Before falling for all the shamanic earth medicine and tantric alchemy malarky, consider this: according to the Australian Bureau of Statistics, the Byron local government area has an unemployment rate of more than 8 per cent, and a non-domestic violence rate that is almost twice the NSW average. Seems there must be a blow-back from the "chilled-out vibe" when the mushrooms stop working.
Got kids? Better not put them in the local preschool unless you want them coming home looking like a walking petri dish. The area has the lowest immunisation rates in Australia, and in some parts, nearly one-third of all five-year-olds are not fully immunised.
Is there anything I like about Byron Bay, you ask? Yes, OK, I'll concede that the beaches are lovely in a sharky kind of way, and the hinterland is wonderfully green.
In fact, there's a reason the hinterland is that emerald colour: it's because it bloody rains all the time in Byron; 121 days each year, to be precise. And we're talking real gumboot-sloshing rain, 1737 millimetres of it per annum (to put this in perspective, Melbourne's annual rainfall is just 603 millimetres). So, you'll be spending a hell of a lot of your time indoors.
This means you'll need to buy a house. Good luck with that. The average price for a home in Byron Bay itself is edging closer to a million, at $938,000. This means you'll be so busy working to pay back the bank, in a job that probably doesn't exist in the area, that you won't have much time for all that self-discovery and personal transformation you've come searching for.

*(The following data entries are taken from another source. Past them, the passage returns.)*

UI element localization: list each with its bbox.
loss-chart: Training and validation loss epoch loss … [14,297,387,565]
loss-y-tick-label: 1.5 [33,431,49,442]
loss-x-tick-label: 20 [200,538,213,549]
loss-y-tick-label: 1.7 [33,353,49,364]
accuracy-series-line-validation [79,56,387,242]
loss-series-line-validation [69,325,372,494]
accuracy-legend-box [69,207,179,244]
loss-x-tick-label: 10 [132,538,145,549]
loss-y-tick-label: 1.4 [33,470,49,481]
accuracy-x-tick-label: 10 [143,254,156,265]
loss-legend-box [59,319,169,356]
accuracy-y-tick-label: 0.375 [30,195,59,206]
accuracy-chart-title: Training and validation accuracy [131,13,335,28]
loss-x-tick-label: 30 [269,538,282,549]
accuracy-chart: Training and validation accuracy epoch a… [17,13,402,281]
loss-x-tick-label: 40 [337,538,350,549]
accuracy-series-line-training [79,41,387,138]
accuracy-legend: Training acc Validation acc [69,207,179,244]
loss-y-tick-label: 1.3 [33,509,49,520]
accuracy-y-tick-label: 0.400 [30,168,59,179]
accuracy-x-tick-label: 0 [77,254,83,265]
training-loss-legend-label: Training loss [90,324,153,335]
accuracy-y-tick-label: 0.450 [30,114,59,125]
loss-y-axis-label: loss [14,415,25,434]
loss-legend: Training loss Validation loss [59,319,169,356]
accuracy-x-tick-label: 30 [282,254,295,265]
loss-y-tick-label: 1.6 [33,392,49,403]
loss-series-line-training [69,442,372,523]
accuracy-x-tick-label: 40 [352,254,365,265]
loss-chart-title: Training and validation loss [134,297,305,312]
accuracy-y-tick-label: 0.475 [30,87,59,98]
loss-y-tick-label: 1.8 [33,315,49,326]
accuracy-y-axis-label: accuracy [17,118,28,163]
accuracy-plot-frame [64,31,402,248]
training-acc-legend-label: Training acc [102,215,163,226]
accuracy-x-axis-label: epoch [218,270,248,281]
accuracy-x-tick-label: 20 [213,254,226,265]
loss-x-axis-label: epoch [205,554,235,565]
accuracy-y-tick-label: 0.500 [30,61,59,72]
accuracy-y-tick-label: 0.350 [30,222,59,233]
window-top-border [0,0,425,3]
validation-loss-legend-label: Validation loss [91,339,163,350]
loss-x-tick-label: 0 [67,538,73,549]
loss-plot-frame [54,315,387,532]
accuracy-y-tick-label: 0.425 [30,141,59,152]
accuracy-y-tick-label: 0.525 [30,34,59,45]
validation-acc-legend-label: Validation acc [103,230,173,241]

Then there's Schoolies Week. Every November, the town in overrun by pimply adolescents hell-bent on scoring some of that famous Byron weed and fondling each other in the sand dunes. The rest of the time the town is overrun by tourists, all of them in search of a nirvana that hasn't existed for the best part of 40 years, if it ever did at all. The result is a horrendous traffic jam that would do Parramatta Road proud.
My advice: forget the seachange to Byron. Stay put in the city, grow some dreadlocks and create your own cosmic vibrations at home.